On the battlefield the challenges the military faces change very, very quickly. During the wars in Iraq and Afghanistan there was a push from the Pentagon to digitize the battlefield, including using real time analytics. Dr. Noel Greis, Director at the Center for Logistics and Digital Strategy at University of North Carolina, explains how an innovative collaboration involving Saffron was able to help Boeing manage the battlefield supply chain using real time data analytics.

 


The supply chain is an essential, complex and very costly element of any war zone. Loss or delay of materials or assets could seriously impact a conflict situation. Nevertheless, in the past, supply chains have been managed in a relatively straightforward manner. Soldiers monitor inventory, and request resupply when levels run low.

The advent of the digital, sensored battlefield presented a new opportunity to manage the supply chain more efficiently, using real time analytics to help improve decision making.

Boeing has a very large, defense systems division, and works with the Department of Defense. Boeing contacted Dr Greis at the Center to see if she could help them develop some new tools that will enable them to manage the battlefield supply chain, in real time. A collaboration was put together including a company that did battlefield sensors, and the idea was to sensor up the supply chain.

The supply chain included platforms in the battlefield (e.g. tanks or supply trucks). So think of the battlefield as a huge sensor field with all the vehicles sensored.

Inventories are also sensored.

Then you can now take all of that information and bring it into an information space.

Saffron was then used as a data analytics tool to make sense out of that information, making recommendations about how to allocate the inventories.

One asset which is invaluable is fuel.

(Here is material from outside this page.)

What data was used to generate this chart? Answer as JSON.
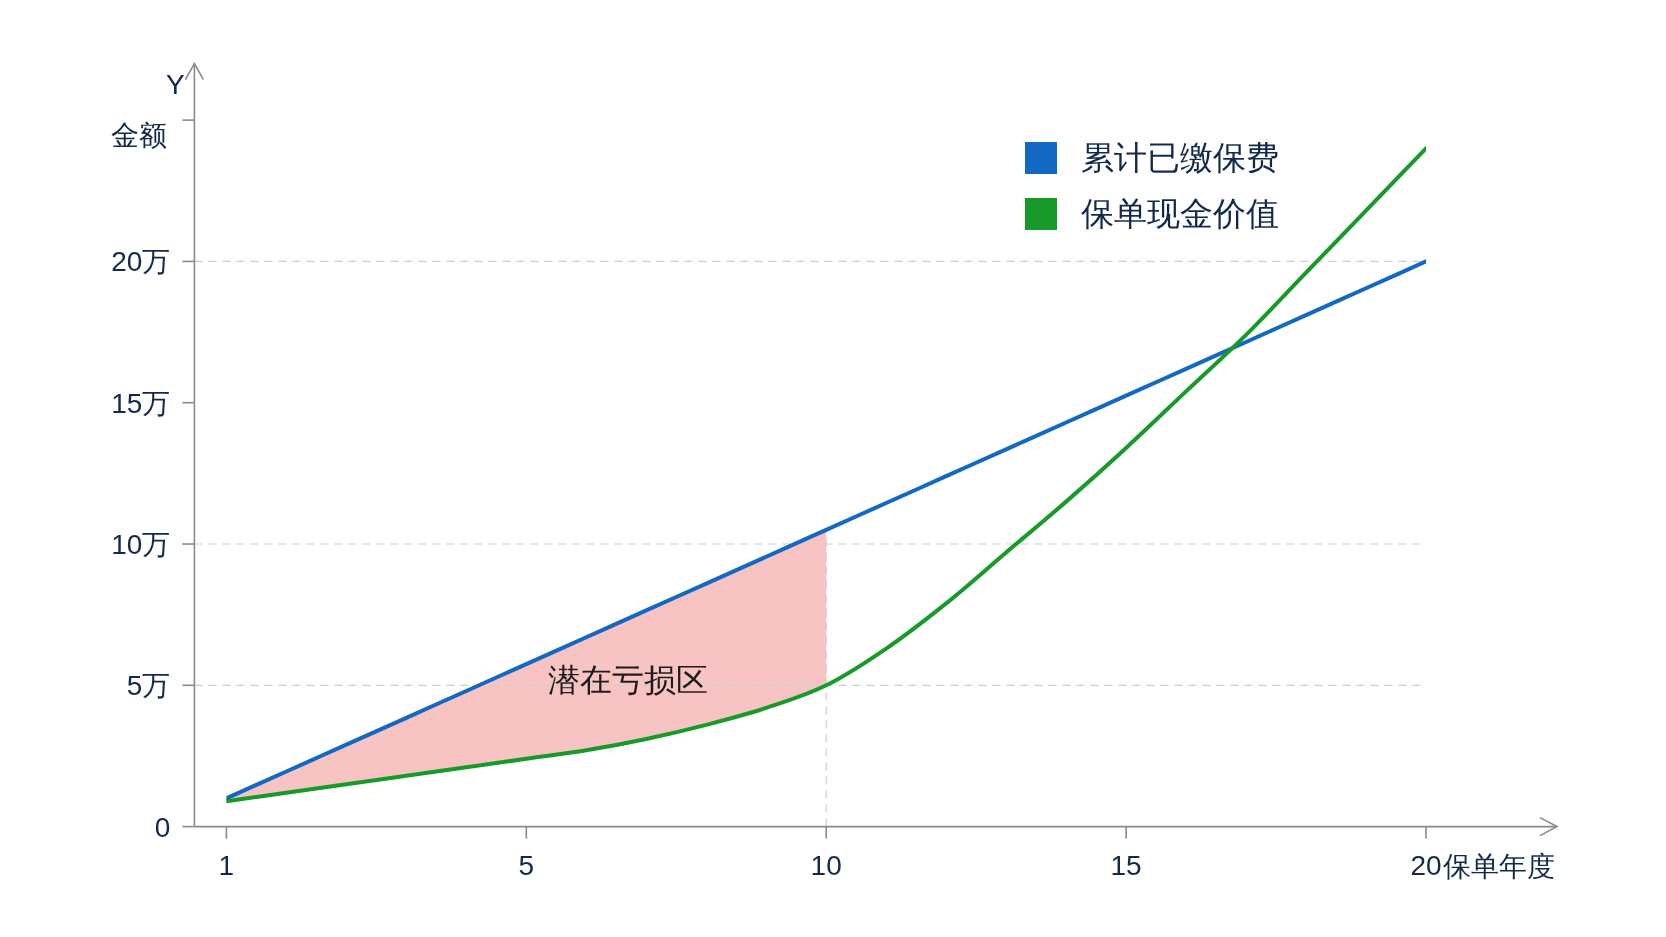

With the sensors able to track when fuel was needed, and the delivery location, Saffron’s real time analytics are able to make more effective recommendations.

Although the system was designed to be autonomous, there are options for a human to be in the loop, so that if Saffron recommended re-supply on a certain date, of a certain amount, at a certain time to a certain set of vehicles, the commander could okay it or not okay it.

The commander would still be part of the decision making process, but it made fuel delivery more efficient, more accurate, and involving less guess work.

The implications in a commercial sense are obvious.

With greater information awareness along the supply chain about inventories, companies in the logistics sector could be more cost effective.

Anything which currently relies on human judgement for determining when something is needed could be supported by real time analytics, which would verify when materials, goods, and assets are actually required.

The same efficiencies Boeing sought on the battlefield with Saffron will have commercial implications globally, as business embraces Big Data.

Dr. Noel Greis, is the Director of the Center for Logistics and Digital Strategy, University of North Carolina, and is an executive advisor to Saffron.